Firstly, organize what ought to be in the plan before you start writing it. This will save you much editing later on as you realize that you have put something in the wrong logical place or the wrong place for the flow of your narrative.
It also helps to write down the key headings — leaving plenty of space between the headings — and then to jot down a list of the critical issues in the section. These may become subheadings in your plan, but they don’t have to.
For example, you wanted to establish a new chain of bookshops in the UK so that you might have had the following first list of headings for key issues:
1. the market background; why you are different;
2. the management team; operational details; the proposals;
3. forecasts; e exit strategy.
This was an existing and a filature market: one that the potential traders of your business plan would think they knew well because they would be users Of bookshops; clearly, you needed to explain “how the market operated, to correct any misconceptions, Then you need to convince them that you could make a successful entry into this well-established marketplace with something different. To complete this, it is essential to explain why you are a powerful management team and explain how the ‘mechanics’ of the trade worked since you proposed introducing innovations. From there, the issues to be covered followed a fairly standard pattern, covering the proposal itself, what you hoped to achieve (the forecasts), and how investors would get their return (exit strategy).
Within the operational details section, for example, your subheadings should be:
e customers; e products; e the supply chain; e systems.
You had to explain who your customers were — and were not — to persuade the reader why you would get more customers than your competitors.
Under the product sub-heading, you can cover your product range: the most popular general books (i.e., not academic books) and a complementary range of CD ROMs, music CDs, greetings cards, gift wrap, etc.
Again, the supply chain was critical because it intended to approach it slightly differently from competitors, so that too had to be explained.
Finally, within this section, your systems were crucial to making ideas work, and so they needed to be discussed and explained.
It is particularly important to persuade the reader that effective systems could be put in place quickly and cheaply.
Once you have produced your complete list, look at it critically. Is there anything important that is missing? Add it in — ensure that every issue you think is essential has been covered within the plan.
The exact items in a structured plan will vary from business to business, but, broadly, they will be:
summary; introduction; business background; the product; the market; operations; management; proposal;
financial background: — trading to date; forecasts; risks; conclusion; appendices.
The order will depend upon how it projects the story best. Remember that you are trying to tell a clear and convincing story. You may merge some sections, such as the product and the market, but on the other hand, you may have different areas that are not mentioned above.
To keep a clear structure, you will find yourself repeating some things. The contents of your summary will be repeated in more detail in the body of the plan. You may find some things set out in the introduction or background being repeated elsewhere.

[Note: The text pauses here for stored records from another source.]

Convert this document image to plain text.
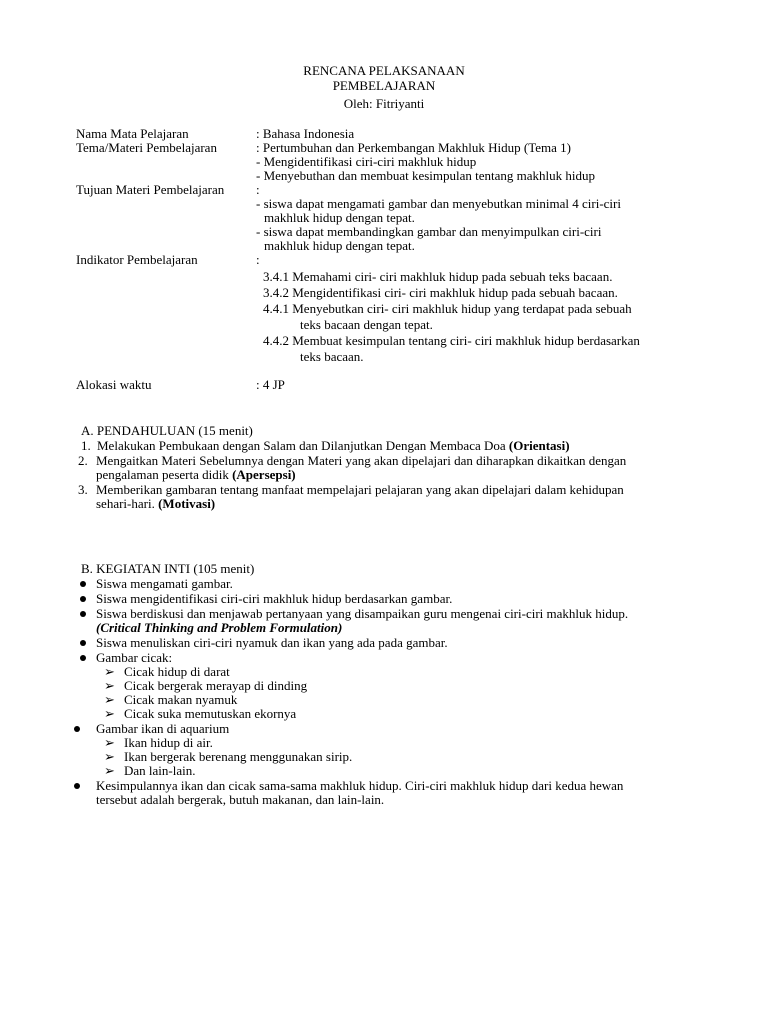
RENCANA PELAKSANAAN
PEMBELAJARAN
Oleh: Fitriyanti
Nama Mata Pelajaran	: Bahasa Indonesia
Tema/Materi Pembelajaran	: Pertumbuhan dan Perkembangan Makhluk Hidup (Tema 1)
- Mengidentifikasi ciri-ciri makhluk hidup
- Menyebuthan dan membuat kesimpulan tentang makhluk hidup
Tujuan Materi Pembelajaran :
- siswa dapat mengamati gambar dan menyebutkan minimal 4 ciri-ciri
makhluk hidup dengan tepat.
- siswa dapat membandingkan gambar dan menyimpulkan ciri-ciri
makhluk hidup dengan tepat.
Indikator Pembelajaran	:
3.4.1 Memahami ciri- ciri makhluk hidup pada sebuah teks bacaan.
3.4.2 Mengidentifikasi ciri- ciri makhluk hidup pada sebuah bacaan.
4.4.1 Menyebutkan ciri- ciri makhluk hidup yang terdapat pada sebuah
teks bacaan dengan tepat.
4.4.2 Membuat kesimpulan tentang ciri- ciri makhluk hidup berdasarkan
teks bacaan.
Alokasi waktu	: 4 JP
A. PENDAHULUAN (15 menit)
1. Melakukan Pembukaan dengan Salam dan Dilanjutkan Dengan Membaca Doa (Orientasi)
2. Mengaitkan Materi Sebelumnya dengan Materi yang akan dipelajari dan diharapkan dikaitkan dengan
pengalaman peserta didik (Apersepsi)
3. Memberikan gambaran tentang manfaat mempelajari pelajaran yang akan dipelajari dalam kehidupan
sehari-hari. (Motivasi)
B. KEGIATAN INTI (105 menit)
Siswa mengamati gambar.
Siswa mengidentifikasi ciri-ciri makhluk hidup berdasarkan gambar.
Siswa berdiskusi dan menjawab pertanyaan yang disampaikan guru mengenai ciri-ciri makhluk hidup.
(Critical Thinking and Problem Formulation)
Siswa menuliskan ciri-ciri nyamuk dan ikan yang ada pada gambar.
Gambar cicak:
➢ Cicak hidup di darat
➢ Cicak bergerak merayap di dinding
➢ Cicak makan nyamuk
➢ Cicak suka memutuskan ekornya
Gambar ikan di aquarium
➢ Ikan hidup di air.
➢ Ikan bergerak berenang menggunakan sirip.
➢ Dan lain-lain.
Kesimpulannya ikan dan cicak sama-sama makhluk hidup. Ciri-ciri makhluk hidup dari kedua hewan
tersebut adalah bergerak, butuh makanan, dan lain-lain.
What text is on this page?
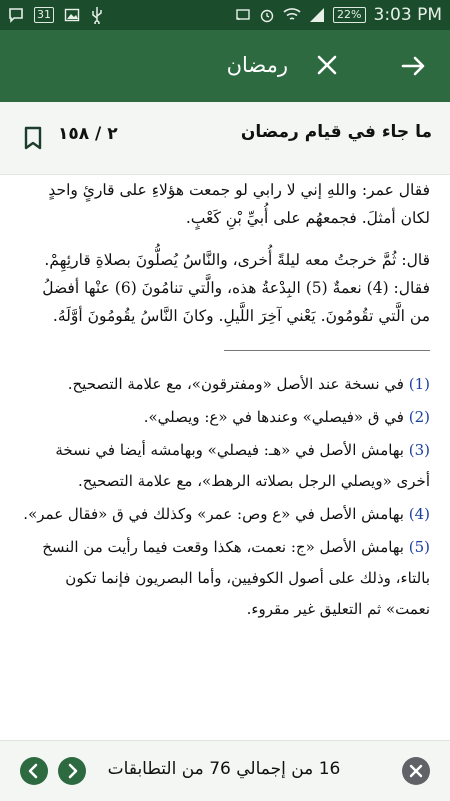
31	22% 3:03 PM
رمضان
ما جاء في قيام رمضان
٢ / ١٥٨

فقال عمر: واللهِ إني لا رابي لو جمعت هؤلاءِ على قارئٍ واحدٍ لكان أمثلَ. فجمعهُم على أُبيِّ بْنِ كَعْبٍ.

قال: ثُمَّ خرجتُ معه ليلةً أُخرى، والنَّاسُ يُصلُّونَ بصلاةِ قارئِهِمْ. فقال: (4) نعمةٌ (5) البِدْعةُ هذه، والَّتي تنامُونَ (6) عنْها أفضلُ من الَّتي تقُومُونَ. يَعْني آخِرَ اللَّيلِ. وكانَ النَّاسُ يقُومُونَ أوَّلَهُ.

(1) في نسخة عند الأصل «ومفترقون»، مع علامة التصحيح.

(2) في ق «فيصلي» وعندها في «ع: ويصلي».

(3) بهامش الأصل في «هـ: فيصلي» وبهامشه أيضا في نسخة أخرى «ويصلي الرجل بصلاته الرهط»، مع علامة التصحيح.

(4) بهامش الأصل في «ع وص: عمر» وكذلك في ق «فقال عمر».

(5) بهامش الأصل «ج: نعمت، هكذا وقعت فيما رأيت من النسخ بالتاء، وذلك على أصول الكوفيين، وأما البصريون فإنما تكون نعمت» ثم التعليق غير مقروء.

16 من إجمالي 76 من التطابقات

That is fine as long as you don’t explain all the detail in two or three places, which will make your document boring to read.
There may be other items that are necessary to explain your business. The list above does not include anything on technology, politics, trading partners, or options (concerning the different ways you may develop the company), any of which may be appropriate for particular activities.
Most businesses nowadays use computers and the internet, so a section on technology is becoming more usual. This is not a question of going into technical detail but explaining how business-critical issues have been covered. An example would be a business trading through its website whose plan should cover who will build, maintain and host the site — giving evidence of sufficient bandwidth to support the forecasts included in the project. This might fall within a section on ‘operations,’ but depending upon how central it is to the business may justify a dedicated team.
Your plan may have much detailed evidence to support it. If that is the case, then consider carefully whether you need it to be included or whether you could refer to it and have it ready if asked for. If you feel it adds significantly to your credibility, then put it in appendices and summarize it in the plan. Always refer clearly in your schedule to the appropriate appendix so that the reader can find it easily. The appendices may be in a separate bound document if that prevents the primary copy from being too bulky. A colossal tome can be very intimidating to your reader, so try to keep the plan itself to a manageable size. It is better for the appendices to be a bulky document and for the plan to be relatively short.
Do not put detailed data or evidence in the plan itself. That disrupts the story you are telling and makes the document dull. Summarize and explain what the evidence says and refer to it. An easy example would be where you have several years of for a business. It is easy to summarize the key numbers in the plan while putting the accounts themselves in a separate document.
There are two types of document you may want to put in an appendix to a plan: 1) something that persuades the reader of your case; 2) proof of what you are saying in the plan. The former is essential; the latter may be held in reserve unless it adds weight to your case. The sort of data you may wish to include in appendices may be:
1. Copies of patents, copyright evidence or trademark registrations; o copies of leases;
2. Detailed accounts; e-market research reports;
3. CVs of key personnel;
4. Photographs that provide relevant support, e.g., of retail units if you are in a retail business or of designs if yours is a design business;
5. Technical descriptions; e product brochures.
This is far from being a comprehensive list because there are so many possibilities, but it gives a flavor of the sort of evidence you may consider necessary.